The Origin Of Gaffers Tape Is A Complicated Story
Gaffers Tape was developed during World War II, by Johnson & Johnson, a major manufacturer of medical supplies. In 1942 the US military turned to J&J to solve the problem of sealing ammunition boxes in order to keep out moisture and contaminants.
The Permacel division of Johnson & Johnson came up with a product that used a natural rubber adhesive laminated to a cotton cloth to create a tape that was strong, waterproof, and could be cut without a tool. The original product used a light weight cotton-like cloth known as “duck”, and this may well have been the origin of the term “duck tape”.
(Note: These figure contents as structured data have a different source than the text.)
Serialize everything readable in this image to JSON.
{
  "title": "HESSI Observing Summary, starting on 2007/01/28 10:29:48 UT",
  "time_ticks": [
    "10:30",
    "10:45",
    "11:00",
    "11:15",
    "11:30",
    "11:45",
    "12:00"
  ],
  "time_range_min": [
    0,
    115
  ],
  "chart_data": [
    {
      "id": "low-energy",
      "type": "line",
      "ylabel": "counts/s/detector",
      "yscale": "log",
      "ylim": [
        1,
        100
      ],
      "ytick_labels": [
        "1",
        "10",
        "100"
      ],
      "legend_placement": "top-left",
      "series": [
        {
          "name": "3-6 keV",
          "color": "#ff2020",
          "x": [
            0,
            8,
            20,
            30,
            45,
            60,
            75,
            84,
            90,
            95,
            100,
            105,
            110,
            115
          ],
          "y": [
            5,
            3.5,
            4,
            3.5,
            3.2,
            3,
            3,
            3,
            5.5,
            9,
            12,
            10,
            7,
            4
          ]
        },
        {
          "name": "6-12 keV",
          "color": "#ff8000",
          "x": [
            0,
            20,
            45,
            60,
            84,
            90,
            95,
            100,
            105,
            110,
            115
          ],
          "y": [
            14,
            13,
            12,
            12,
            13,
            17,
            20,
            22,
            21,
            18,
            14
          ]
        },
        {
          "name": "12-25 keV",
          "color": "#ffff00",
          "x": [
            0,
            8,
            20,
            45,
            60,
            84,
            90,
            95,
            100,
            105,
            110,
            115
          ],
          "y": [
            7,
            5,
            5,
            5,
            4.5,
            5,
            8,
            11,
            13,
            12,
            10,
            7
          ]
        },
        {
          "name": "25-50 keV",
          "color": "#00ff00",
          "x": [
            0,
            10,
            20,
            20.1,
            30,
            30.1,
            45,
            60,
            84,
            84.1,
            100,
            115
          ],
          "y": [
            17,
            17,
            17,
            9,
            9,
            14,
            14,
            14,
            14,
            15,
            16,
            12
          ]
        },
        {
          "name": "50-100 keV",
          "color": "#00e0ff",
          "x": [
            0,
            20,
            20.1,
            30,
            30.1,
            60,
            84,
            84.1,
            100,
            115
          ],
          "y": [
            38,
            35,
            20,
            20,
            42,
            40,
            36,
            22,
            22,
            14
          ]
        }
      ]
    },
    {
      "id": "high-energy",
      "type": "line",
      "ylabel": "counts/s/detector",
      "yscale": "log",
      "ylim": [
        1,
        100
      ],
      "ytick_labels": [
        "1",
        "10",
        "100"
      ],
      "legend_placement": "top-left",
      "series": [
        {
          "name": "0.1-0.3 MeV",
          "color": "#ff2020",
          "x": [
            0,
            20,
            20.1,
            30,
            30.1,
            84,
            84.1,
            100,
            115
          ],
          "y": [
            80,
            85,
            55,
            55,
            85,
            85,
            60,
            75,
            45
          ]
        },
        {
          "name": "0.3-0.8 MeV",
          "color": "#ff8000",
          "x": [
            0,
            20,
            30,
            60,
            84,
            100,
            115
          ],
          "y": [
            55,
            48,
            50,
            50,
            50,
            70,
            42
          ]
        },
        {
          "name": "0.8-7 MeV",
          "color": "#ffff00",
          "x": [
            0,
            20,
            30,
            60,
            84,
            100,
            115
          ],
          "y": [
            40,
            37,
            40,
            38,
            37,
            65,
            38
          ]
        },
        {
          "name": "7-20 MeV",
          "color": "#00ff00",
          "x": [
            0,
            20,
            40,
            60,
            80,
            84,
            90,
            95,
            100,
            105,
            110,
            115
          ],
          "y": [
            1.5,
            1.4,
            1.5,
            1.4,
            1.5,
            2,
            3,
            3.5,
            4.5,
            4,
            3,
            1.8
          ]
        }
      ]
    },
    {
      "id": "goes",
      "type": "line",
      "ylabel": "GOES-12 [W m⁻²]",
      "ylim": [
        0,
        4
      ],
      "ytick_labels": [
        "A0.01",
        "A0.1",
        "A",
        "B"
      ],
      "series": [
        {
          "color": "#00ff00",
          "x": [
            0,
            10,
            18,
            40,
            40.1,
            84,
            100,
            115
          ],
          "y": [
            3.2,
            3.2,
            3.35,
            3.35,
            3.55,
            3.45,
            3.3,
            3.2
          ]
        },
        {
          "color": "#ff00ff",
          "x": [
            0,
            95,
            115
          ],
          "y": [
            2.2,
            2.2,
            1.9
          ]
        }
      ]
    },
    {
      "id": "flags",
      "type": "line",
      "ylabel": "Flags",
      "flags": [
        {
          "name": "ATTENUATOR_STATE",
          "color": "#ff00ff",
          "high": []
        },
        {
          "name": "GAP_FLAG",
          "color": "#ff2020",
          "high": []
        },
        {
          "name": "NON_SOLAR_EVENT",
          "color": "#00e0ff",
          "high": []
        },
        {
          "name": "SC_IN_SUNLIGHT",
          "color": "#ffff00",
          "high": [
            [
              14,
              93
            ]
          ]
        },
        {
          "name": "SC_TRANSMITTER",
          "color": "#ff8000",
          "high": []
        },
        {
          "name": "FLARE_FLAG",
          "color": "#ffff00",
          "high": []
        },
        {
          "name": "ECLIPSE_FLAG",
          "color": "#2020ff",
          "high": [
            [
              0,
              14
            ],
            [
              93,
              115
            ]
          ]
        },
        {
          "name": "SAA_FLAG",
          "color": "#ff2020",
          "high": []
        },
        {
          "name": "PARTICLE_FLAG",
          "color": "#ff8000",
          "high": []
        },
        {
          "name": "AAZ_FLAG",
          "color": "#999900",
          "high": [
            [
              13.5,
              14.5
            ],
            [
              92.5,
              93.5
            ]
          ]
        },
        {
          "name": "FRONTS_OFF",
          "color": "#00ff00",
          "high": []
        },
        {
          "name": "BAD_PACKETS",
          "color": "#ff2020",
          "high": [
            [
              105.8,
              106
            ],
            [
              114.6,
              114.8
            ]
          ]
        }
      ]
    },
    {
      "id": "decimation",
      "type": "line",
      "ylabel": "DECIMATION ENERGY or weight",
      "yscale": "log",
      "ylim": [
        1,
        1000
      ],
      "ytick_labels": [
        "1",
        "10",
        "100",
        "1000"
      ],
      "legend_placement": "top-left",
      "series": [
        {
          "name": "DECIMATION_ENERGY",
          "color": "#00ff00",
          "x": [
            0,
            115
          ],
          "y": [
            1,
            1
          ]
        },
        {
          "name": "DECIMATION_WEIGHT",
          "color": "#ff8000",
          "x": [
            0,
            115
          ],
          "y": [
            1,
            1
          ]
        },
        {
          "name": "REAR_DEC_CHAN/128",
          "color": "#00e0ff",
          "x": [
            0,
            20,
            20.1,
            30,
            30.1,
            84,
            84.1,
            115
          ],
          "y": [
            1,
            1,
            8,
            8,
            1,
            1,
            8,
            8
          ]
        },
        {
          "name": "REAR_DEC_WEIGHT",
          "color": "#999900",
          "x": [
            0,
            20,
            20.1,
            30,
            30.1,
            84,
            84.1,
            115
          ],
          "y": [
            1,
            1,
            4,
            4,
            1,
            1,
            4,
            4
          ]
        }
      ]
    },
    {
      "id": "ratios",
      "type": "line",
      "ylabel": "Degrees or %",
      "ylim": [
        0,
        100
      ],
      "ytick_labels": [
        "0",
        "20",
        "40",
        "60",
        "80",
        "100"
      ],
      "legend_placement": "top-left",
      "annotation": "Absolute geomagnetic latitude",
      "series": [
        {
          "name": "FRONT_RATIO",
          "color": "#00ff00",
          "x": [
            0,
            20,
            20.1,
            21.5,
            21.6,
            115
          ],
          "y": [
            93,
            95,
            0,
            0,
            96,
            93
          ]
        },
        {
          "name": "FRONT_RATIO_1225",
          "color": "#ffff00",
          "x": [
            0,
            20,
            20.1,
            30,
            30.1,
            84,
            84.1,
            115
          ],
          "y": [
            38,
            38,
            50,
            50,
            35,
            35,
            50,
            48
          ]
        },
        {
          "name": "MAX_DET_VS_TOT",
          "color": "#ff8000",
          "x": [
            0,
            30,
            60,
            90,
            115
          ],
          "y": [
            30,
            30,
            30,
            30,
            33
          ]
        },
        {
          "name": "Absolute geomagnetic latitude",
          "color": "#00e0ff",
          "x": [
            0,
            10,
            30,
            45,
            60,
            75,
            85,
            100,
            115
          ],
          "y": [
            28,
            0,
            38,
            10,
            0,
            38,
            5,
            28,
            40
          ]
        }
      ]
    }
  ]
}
After the war, Permacel was spun off from Johnson & Johnson and became a leading developer of high quality industrial adhesives and tapes. They continued the development of gaffers tape, creating a product that was primarily used in the film and audio visual production industries. Continued refinement of the product led to tape in many colors as well as tape intended for extreme temperature environments.
There has been continued consolidation in the global adhesives industry, and Permacel was bought by a Japanese company, Nitto Denko.
Recently, the Permacel division of Nitto Denko was acquired by Shurtape Technologies, a North Carolina-based company that makes many industrial and consumer tape products. This acquisition was announced in September, 2004.
Distribution of Shurtape products intended for the arts and entertainment industries is handled by Pro Tapes and Specialties, based in Edison, NJ.